This is an ambitious book.
Told from four points of view, When Morning Comes is a fictional telling of the plot and players around the Soweto student uprising in 1976. The students were protesting the Baas Law, which would have made new education policies for black students completely untenable. Students were already forced to learn in English, a second language, and the new law would mean students in Grade 10 and lower would need to go to school in Afrikaans.
Author Arushi Raina, who grew up in Johannesburg, South Africa, weaves the story between four very different characters: Meena, a brown girl who wants to be a doctor, Zanele, a black student helping lead the protest, her best friend Thabo, a gang member extorting cash from Meena’s father, and Jack, a white boy killing time until he heads out of the country to go to a fancy school. Their lives intertwine in surprising ways. There isn’t much room for racial delicacy in Raina’s book: the characters are defined by their skin colour because it determines their place in 1976 Soweto.
These characters need each other to survive what is coming, even if they don’t know it at first.
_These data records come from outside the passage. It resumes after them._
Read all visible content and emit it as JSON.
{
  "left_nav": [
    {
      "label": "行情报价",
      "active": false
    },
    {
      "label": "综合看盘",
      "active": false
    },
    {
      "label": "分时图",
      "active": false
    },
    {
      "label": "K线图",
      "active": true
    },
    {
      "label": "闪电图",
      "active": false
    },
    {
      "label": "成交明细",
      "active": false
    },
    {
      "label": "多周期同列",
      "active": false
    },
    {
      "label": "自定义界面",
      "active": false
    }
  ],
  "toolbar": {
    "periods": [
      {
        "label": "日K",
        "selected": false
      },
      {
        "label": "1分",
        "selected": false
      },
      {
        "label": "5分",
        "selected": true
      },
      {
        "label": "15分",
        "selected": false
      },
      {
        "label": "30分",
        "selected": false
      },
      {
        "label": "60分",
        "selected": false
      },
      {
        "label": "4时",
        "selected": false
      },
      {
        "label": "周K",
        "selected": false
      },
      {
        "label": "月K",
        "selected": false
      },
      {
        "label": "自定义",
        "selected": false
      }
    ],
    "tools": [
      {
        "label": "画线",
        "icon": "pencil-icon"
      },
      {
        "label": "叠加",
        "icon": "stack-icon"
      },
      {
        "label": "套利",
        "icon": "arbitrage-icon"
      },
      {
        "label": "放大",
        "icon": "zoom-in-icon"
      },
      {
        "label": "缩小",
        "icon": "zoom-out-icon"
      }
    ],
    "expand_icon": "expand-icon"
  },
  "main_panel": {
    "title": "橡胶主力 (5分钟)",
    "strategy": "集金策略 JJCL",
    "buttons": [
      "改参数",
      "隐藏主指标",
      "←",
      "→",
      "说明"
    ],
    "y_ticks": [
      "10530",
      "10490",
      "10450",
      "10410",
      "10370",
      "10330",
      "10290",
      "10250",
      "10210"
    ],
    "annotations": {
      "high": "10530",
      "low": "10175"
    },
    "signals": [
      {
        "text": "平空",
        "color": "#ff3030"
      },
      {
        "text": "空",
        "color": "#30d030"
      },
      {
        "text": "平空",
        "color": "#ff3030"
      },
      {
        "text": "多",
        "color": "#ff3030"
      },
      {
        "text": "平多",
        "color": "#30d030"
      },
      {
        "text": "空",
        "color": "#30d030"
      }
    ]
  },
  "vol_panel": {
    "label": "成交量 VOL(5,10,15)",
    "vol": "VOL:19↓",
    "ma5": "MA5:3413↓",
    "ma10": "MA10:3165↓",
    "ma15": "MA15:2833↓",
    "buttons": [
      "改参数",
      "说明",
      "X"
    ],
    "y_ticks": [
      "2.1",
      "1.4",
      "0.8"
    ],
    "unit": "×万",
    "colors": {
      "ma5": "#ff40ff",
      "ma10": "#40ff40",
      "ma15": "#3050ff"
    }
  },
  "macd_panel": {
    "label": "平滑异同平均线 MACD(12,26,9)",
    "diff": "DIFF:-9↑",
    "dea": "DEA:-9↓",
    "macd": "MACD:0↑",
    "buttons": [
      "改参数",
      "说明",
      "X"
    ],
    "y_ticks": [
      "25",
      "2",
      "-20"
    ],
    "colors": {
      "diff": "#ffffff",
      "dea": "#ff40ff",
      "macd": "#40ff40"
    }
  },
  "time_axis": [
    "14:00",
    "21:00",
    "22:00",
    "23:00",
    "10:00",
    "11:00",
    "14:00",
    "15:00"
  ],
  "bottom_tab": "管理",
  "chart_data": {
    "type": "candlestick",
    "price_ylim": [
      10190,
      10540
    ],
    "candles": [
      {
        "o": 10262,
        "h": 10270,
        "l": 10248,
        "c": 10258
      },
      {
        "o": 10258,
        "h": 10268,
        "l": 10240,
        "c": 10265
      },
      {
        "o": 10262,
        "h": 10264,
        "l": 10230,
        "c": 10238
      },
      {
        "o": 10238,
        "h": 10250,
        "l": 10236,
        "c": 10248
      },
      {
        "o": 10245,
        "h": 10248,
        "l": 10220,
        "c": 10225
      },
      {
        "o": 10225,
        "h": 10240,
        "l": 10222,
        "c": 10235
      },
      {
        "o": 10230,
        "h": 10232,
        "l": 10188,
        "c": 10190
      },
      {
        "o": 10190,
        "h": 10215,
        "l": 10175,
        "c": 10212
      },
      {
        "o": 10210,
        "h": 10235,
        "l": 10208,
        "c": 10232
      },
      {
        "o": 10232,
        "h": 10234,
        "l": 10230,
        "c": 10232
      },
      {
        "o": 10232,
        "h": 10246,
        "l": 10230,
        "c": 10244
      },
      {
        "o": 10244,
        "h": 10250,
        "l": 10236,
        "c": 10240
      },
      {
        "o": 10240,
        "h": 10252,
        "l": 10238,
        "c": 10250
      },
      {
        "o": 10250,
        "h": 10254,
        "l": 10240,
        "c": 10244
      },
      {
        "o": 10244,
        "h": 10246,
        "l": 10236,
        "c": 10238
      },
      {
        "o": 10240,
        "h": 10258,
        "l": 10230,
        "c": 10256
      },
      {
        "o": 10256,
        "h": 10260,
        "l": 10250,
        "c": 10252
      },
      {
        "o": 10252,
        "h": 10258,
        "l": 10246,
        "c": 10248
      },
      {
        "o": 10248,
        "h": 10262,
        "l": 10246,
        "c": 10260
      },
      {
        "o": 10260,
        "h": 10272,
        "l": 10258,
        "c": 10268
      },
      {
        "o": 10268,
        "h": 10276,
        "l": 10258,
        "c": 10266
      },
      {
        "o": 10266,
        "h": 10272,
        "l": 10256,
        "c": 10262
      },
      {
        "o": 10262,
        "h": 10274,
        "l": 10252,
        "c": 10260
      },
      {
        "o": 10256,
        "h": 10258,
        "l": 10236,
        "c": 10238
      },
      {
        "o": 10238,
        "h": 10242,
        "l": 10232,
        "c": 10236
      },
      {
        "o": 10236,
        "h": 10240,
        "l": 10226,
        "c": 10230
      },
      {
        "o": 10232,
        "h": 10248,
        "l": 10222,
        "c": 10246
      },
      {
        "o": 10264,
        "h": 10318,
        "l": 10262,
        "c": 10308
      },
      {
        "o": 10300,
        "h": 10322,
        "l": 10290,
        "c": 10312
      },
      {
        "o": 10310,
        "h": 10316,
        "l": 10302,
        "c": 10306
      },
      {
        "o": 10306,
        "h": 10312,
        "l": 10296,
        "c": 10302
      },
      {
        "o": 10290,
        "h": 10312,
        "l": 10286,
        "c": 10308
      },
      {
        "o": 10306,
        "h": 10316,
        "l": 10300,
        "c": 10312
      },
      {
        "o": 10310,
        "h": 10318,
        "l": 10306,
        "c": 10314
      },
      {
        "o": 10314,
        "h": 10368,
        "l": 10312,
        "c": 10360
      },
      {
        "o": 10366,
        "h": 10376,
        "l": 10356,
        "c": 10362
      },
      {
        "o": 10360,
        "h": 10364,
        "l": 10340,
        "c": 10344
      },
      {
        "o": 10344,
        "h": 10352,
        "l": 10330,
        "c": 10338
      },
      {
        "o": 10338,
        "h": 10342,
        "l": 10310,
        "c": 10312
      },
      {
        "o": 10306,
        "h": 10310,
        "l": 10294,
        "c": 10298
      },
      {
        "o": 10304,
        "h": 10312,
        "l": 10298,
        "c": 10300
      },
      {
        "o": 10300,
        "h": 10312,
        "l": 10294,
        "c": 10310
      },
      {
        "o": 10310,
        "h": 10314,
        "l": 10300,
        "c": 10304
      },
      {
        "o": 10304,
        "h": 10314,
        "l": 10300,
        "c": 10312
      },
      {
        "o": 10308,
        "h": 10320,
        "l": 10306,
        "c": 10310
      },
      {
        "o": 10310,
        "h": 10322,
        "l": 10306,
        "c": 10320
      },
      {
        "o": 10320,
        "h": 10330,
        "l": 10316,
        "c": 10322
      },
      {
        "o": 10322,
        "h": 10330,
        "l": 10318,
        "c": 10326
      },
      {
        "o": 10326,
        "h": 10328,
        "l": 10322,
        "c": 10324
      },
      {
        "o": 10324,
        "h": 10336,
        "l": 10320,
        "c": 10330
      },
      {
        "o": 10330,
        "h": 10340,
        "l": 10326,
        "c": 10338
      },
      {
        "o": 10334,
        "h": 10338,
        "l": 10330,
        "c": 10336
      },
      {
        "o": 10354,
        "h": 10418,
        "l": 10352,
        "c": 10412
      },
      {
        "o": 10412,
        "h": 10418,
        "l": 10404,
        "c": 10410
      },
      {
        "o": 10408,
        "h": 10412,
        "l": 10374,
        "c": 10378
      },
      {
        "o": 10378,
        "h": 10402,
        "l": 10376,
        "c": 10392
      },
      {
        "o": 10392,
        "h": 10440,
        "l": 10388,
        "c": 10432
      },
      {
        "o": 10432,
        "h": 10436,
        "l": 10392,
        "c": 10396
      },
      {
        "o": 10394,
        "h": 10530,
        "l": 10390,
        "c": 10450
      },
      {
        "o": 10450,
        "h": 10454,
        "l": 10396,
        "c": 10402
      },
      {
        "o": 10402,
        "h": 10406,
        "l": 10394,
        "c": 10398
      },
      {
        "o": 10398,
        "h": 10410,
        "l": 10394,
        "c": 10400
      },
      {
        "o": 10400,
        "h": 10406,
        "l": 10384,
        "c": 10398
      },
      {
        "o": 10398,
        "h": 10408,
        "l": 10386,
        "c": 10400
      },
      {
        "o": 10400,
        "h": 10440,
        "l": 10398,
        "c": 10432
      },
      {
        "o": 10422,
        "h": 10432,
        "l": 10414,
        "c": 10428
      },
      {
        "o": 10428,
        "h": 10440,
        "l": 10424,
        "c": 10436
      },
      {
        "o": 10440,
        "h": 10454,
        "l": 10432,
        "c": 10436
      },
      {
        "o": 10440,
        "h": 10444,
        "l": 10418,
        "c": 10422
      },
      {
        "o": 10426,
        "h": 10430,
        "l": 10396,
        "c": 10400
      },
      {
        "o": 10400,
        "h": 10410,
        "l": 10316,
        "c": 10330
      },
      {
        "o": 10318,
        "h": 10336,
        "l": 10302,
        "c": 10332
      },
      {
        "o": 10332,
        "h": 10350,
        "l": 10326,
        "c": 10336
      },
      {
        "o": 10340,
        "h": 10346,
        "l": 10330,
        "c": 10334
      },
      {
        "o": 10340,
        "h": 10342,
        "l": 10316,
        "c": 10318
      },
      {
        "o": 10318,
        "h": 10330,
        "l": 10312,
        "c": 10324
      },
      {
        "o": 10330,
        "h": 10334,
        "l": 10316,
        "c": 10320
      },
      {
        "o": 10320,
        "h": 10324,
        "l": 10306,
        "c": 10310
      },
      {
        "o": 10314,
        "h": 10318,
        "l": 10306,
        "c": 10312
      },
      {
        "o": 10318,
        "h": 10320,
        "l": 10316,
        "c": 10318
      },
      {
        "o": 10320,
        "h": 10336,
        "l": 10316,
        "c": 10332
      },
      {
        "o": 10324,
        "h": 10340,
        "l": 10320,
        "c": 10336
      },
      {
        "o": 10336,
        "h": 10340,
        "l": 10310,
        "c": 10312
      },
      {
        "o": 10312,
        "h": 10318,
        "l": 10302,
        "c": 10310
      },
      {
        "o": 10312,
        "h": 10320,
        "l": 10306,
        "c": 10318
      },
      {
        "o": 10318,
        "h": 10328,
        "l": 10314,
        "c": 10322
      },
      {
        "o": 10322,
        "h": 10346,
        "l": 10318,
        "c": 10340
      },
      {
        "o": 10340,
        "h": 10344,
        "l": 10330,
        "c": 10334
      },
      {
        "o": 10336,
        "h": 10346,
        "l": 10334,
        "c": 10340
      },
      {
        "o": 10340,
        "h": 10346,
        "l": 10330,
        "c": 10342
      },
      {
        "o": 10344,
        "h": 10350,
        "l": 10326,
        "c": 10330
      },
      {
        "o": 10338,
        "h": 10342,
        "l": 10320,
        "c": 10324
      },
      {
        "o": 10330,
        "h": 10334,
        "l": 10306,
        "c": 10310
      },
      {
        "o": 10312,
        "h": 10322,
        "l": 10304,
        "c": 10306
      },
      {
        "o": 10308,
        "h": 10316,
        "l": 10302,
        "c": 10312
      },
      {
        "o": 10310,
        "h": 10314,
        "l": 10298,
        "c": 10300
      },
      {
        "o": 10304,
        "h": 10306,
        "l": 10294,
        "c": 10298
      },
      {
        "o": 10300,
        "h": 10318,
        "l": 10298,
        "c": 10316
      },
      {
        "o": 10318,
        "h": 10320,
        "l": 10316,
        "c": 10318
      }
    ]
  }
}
Even if they refuse to accept it in the face of its necessity.
I did trip a bit over the book’s extra players: remembering where they go, who they are. Uprisings are complicated: books about them can’t help but be. There are so many perspectives, agendas, motives. Nothing is clear cut. There are no clear delineations between good and bad, although I think we can all agree that police officers shooting students are not on the right side of things. It’s the details that are hard to agree on.
What’s hard to stomach, reading books like this, is how much the world hasn’t changed. How people haven’t changed how they relate to each other. How government leaders make decisions that appear foolish and that negatively impact large groups of people. How their decisions are either blatantly elitist, or incredibly murky. Are these leaders doing what they think is right, or are they simply doing what they want? Does a person’s motives really matter if the outcome is heinous? I worry for people.
Arushi Raina was at Event 46 (Yes, You Can!) at the 2017 Vancouver Writers Festival.